ECLI:NL:RBDHA:2022:11018
Rechtbank Den Haag
- Eerste aanleg - enkelvoudig
- Rechtspraak.nl
Vervolgberoep bewaring met betrekking tot zicht op uitzetting en voortvarend handelen
In deze zaak heeft de Rechtbank Den Haag op 19 oktober 2022 uitspraak gedaan in een vervolgberoep tegen de maatregel van bewaring van eiser, die van Syrische nationaliteit is. Eiser had eerder beroep ingesteld tegen het voortduren van de maatregel van bewaring, die op 30 mei 2022 door de staatssecretaris van Justitie en Veiligheid was opgelegd. Eiser verzocht om schadevergoeding en stelde dat er geen zicht op uitzetting was binnen een redelijke termijn, en dat verweerder onvoldoende voortvarend handelde in de verwijdering van eiser.
De rechtbank heeft vastgesteld dat de maatregel van bewaring eerder rechtmatig was bevonden in eerdere uitspraken. De toetsing in deze zaak richtte zich dan ook op de rechtmatigheid van de maatregel sinds het sluiten van het eerdere onderzoek.
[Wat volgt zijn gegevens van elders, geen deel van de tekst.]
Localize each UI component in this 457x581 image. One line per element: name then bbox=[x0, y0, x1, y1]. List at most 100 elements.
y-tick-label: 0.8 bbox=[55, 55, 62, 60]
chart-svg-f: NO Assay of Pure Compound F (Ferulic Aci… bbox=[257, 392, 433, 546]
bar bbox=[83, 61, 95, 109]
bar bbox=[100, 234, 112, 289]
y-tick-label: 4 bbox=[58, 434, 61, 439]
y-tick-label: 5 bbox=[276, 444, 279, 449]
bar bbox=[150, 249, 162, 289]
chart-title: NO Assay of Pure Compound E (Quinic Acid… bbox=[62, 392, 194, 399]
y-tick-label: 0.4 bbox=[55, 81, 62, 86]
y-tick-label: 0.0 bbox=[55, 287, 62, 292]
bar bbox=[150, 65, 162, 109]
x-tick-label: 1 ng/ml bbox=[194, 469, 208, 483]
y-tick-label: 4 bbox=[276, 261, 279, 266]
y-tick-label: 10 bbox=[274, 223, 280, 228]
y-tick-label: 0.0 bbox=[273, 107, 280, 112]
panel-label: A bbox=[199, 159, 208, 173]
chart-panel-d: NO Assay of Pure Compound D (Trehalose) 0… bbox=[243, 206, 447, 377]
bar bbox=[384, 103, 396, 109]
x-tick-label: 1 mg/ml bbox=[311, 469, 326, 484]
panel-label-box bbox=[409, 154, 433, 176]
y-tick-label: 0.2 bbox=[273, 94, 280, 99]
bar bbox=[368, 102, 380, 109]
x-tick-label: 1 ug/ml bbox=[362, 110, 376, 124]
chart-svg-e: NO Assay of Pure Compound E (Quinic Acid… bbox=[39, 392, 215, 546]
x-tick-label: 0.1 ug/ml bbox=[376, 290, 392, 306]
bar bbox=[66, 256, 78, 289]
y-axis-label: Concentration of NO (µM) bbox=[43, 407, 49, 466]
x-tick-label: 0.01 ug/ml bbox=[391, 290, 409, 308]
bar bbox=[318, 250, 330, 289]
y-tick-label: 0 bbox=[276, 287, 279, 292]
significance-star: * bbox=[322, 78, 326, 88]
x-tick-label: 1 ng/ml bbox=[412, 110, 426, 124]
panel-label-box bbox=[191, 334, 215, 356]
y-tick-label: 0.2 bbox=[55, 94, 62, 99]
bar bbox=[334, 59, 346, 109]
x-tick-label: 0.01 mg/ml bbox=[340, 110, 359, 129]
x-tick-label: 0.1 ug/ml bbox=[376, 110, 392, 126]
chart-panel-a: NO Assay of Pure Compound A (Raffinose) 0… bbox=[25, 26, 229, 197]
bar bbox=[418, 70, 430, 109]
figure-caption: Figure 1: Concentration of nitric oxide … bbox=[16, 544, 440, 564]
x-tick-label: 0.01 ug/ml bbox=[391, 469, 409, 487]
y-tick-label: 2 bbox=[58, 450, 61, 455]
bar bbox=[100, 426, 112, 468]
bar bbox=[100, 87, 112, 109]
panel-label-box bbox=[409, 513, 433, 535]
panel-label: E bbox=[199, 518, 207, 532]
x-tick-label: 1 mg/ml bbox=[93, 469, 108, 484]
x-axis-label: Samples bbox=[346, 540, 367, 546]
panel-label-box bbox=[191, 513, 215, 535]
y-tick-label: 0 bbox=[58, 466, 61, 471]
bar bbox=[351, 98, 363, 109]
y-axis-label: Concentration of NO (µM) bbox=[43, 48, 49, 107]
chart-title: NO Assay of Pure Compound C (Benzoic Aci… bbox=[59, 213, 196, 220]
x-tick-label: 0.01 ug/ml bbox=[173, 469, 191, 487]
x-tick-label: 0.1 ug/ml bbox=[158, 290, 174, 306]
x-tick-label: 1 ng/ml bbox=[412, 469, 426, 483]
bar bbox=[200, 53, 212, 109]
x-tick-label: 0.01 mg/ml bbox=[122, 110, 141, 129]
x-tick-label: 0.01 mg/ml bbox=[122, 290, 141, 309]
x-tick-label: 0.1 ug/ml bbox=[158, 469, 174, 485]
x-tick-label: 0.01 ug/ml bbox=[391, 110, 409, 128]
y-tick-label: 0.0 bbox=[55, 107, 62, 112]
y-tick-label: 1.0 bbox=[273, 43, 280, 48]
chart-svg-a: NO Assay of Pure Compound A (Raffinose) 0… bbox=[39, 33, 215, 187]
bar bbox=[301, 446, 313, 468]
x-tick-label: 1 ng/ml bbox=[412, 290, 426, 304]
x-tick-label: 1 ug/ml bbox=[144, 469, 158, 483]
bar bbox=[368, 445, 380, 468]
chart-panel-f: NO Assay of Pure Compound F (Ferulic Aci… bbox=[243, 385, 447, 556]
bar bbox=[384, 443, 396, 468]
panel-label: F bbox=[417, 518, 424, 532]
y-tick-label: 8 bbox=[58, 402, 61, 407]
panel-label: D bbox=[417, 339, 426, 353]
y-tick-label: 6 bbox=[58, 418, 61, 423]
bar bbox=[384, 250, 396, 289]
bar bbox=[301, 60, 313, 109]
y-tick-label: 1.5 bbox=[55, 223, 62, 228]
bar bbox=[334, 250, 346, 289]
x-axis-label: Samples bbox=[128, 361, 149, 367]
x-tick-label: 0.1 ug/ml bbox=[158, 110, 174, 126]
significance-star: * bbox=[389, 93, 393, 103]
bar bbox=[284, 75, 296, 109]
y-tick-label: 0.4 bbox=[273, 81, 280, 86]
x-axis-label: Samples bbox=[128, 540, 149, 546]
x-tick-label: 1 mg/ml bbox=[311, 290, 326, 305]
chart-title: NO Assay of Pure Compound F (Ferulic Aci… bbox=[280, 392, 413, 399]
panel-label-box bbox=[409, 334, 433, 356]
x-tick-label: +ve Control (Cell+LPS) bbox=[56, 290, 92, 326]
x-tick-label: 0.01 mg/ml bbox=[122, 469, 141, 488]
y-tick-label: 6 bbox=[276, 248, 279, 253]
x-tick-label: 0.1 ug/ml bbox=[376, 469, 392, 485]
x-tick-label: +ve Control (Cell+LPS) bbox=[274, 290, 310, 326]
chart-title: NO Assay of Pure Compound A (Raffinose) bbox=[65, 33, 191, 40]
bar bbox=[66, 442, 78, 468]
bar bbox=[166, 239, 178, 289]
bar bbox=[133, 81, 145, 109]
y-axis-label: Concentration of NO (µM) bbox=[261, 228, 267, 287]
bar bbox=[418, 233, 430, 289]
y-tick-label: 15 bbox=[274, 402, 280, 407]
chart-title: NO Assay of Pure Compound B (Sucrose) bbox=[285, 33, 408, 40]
Eiser voerde aan dat de Libanese autoriteiten niet tijdig reageerden op de aanvraag voor een laissez-passer, maar de rechtbank oordeelde dat er nog steeds zicht op uitzetting was, aangezien de aanvraag nog in behandeling was en eiser zelf ook verantwoordelijk was voor het meewerken aan zijn uitzetting.
De rechtbank concludeerde dat verweerder voldoende voortvarend had gehandeld en dat er geen aanleiding was om te oordelen dat de maatregel van bewaring niet gerechtvaardigd was. Het beroep van eiser werd ongegrond verklaard en het verzoek om schadevergoeding werd afgewezen. De uitspraak werd gedaan door mr. W. Anker, rechter, en is openbaar gemaakt op www.rechtspraak.nl.